The Swiss military has indicated it will not be adopting the policy, meaning that those completing their compulsory service will not be given leeway to return should their partners give birth. The only exception is where the pregnancy could be described as ‘high risk'. 

Military service is proscribed under the Swiss constitution for men only. The proposed Swiss ordinance would only apply to regular employment, not constitutionally-proscribed military service. 

Recruits are required to complete 18 weeks of military boot camp once they reach the age of 18.

They must then complete several weeks in the army per year until they have completed a minimum of 245 days of military service. 

A referendum held in 2013 on whether to keep compulsory military service in Switzerland attracted a majority of support. 

In recent years, the civilian service option has become more popular, with military authorities concerned about dwindling numbers. 

READ: The Swiss army's growing problem with military service 

The military has hit back, saying that while the parental leave plan will not be implemented, there are a range of other options for expecting fathers to see their children. 

A spokesman for the military, Daniel Reist, told Swiss newspaper Watson that while the military was aware that compulsory service “can cause inconvenience”, the army was sensitive to the needs of families. 

Reist said that fathers could apply for leave ahead of time, although this would need to be approved by their responsible officer. 

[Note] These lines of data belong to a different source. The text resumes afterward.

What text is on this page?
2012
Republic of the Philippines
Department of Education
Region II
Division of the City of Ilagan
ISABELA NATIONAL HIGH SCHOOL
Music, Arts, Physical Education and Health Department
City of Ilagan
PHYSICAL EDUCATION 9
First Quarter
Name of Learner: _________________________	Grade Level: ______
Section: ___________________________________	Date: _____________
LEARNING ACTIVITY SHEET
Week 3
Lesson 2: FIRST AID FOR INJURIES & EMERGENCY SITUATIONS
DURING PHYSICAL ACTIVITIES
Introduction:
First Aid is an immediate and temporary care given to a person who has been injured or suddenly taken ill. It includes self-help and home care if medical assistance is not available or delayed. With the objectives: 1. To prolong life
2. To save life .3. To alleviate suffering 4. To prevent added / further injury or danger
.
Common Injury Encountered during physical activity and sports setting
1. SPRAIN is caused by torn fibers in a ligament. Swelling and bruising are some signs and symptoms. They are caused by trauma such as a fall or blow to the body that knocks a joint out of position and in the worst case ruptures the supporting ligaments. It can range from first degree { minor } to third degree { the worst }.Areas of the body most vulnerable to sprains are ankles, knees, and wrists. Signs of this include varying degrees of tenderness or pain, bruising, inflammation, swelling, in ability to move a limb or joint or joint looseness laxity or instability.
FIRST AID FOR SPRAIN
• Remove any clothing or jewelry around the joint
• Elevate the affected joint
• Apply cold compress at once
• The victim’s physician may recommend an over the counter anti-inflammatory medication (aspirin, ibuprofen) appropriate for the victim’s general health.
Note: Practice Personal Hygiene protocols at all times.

"A father-to-be can apply for personal leave for the birth date, which few commanders would deny, provided that the military achievements of the person applying for military service and the service company permit this,” he said. 

"The army has not closed its eyes to the modern division of roles within the family.”

According to the military's internal rules for postponement, an order can be made where the "private interest of the applicant outweighs the public interest in the performance of the (compulsory service)”.